On February 22, 2018, Akkan transferred its direct 100% ownership in Ciner Enterprises to KEW Soda, a U.K. company,
which transferred such ownership to WE Soda, a U.K. company. WE Soda is 100% owned by KEW Soda, and KEW
Soda is wholly owned by Akkan. This reorganization is a part of Ciner Group’s strategy to combine the global soda ash
business under a common structure in the U.K.
2. Nature of Operations and Summary of Significant Accounting Policies
Nature of Operations
The Company's operations consist of the mining of trona ore, which, when processed, becomes soda ash. All mining and
processing activities take place in one facility located in Green River, Wyoming. All our soda ash processed is sold to
various domestic customers, and to American Natural Soda Ash Corporation ("ANSAC"), which was an affiliate for
export sales through the year ended December 31, 2020. Ciner Corp is the exclusive sales agent for the Partnership, and a
member of ANSAC. Effective as of the end of day on December 31, 2020 Ciner Corp exited ANSAC.
ANSAC Exit - On November 9, 2018, Ciner Corp delivered a notice to terminate its membership in ANSAC as part of its
strategic initiative to gain better direct access and control of international customers and logistics and the ability to
leverage the expertise of Ciner Group, the world’s largest natural soda ash producer. Such termination was originally
expected to be effective as of the end of day on December 31, 2021. On July 27, 2020, ANSAC and the members thereof
entered into an agreement, effective as of July 24, 2020, that, among other things, terminated Ciner Corp’s membership in
ANSAC effective as of December 31, 2020 (the “ANSAC termination date”), a year earlier than previously announced
(the “ANSAC Early Exit Agreement”). Effective as of the end of day on December 31, 2020, Ciner Corp exited ANSAC.

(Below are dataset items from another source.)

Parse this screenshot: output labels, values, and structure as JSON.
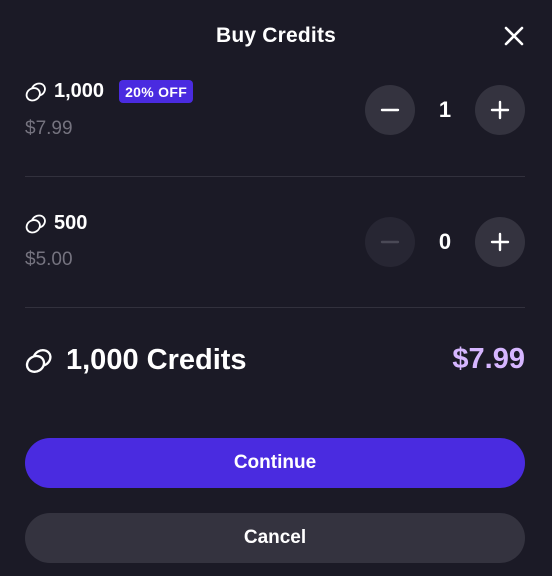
{
  "dialog": {
    "title": "Buy Credits"
  },
  "packages": [
    {
      "amount": "1,000",
      "badge": "20% OFF",
      "price": "$7.99",
      "quantity": "1"
    },
    {
      "amount": "500",
      "price": "$5.00",
      "quantity": "0"
    }
  ],
  "total": {
    "label": "1,000 Credits",
    "price": "$7.99"
  },
  "actions": {
    "continue_label": "Continue",
    "cancel_label": "Cancel"
  },
  "icons": {
    "close": "close-icon",
    "coin": "coins-icon",
    "minus": "minus-icon",
    "plus": "plus-icon"
  },
  "colors": {
    "background": "#1b1a26",
    "accent": "#4a2be0",
    "total_price": "#d6b6ff",
    "muted_text": "#75737f",
    "button_secondary": "#34333f"
  }
}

As of January 1, 2021, Ciner Corp began managing the sales and marketing efforts for exports with the ANSAC exit
being complete. Ciner Corp is leveraging the distributor network established by Ciner Group while independently
reviewing current and potential distribution partners to optimize our reach into each market.
9
In connection with the settlement agreement with ANSAC, there are sales commitments to ANSAC in 2021 and 2022
where Ciner Corp will continue to sell, at substantially lower volumes, product to ANSAC for export sales purposes, with
a fixed rate per ton selling, general and administrative expense, and will also purchase a limited amount of export logistics
services in 2021. Through in part the Company’s affiliates, the Company has amongst other things: (i) obtained its own
international customer sales arrangements for 2021, (ii) obtained third-party export port services, and (iii) chartered and
executed its own international product delivery.
Historically, by design and prior to Ciner Corp’s exit from ANSAC, ANSAC managed most of our international sales,
marketing and logistics, and as a result, was our largest customer for the years ended December 31, 2020, 2019 and 2018,
accounting for 45.4%, 60.4% and 52.0%, respectively, of our net sales. Although ANSAC was our largest customer for
the aforementioned periods, we anticipate that the impact of Ciner Corp’s exit from ANSAC on our net sales, net income
and liquidity will be limited. We made this determination primarily based upon the belief that we will continue to be one
of the lowest cost producers of soda ash in the global market. With a low-cost position combined with better direct access
and control of our customers and logistics and the ability to leverage Ciner Group’s expertise in these areas, we believe
we will be able to adequately replace these net ANSAC sales.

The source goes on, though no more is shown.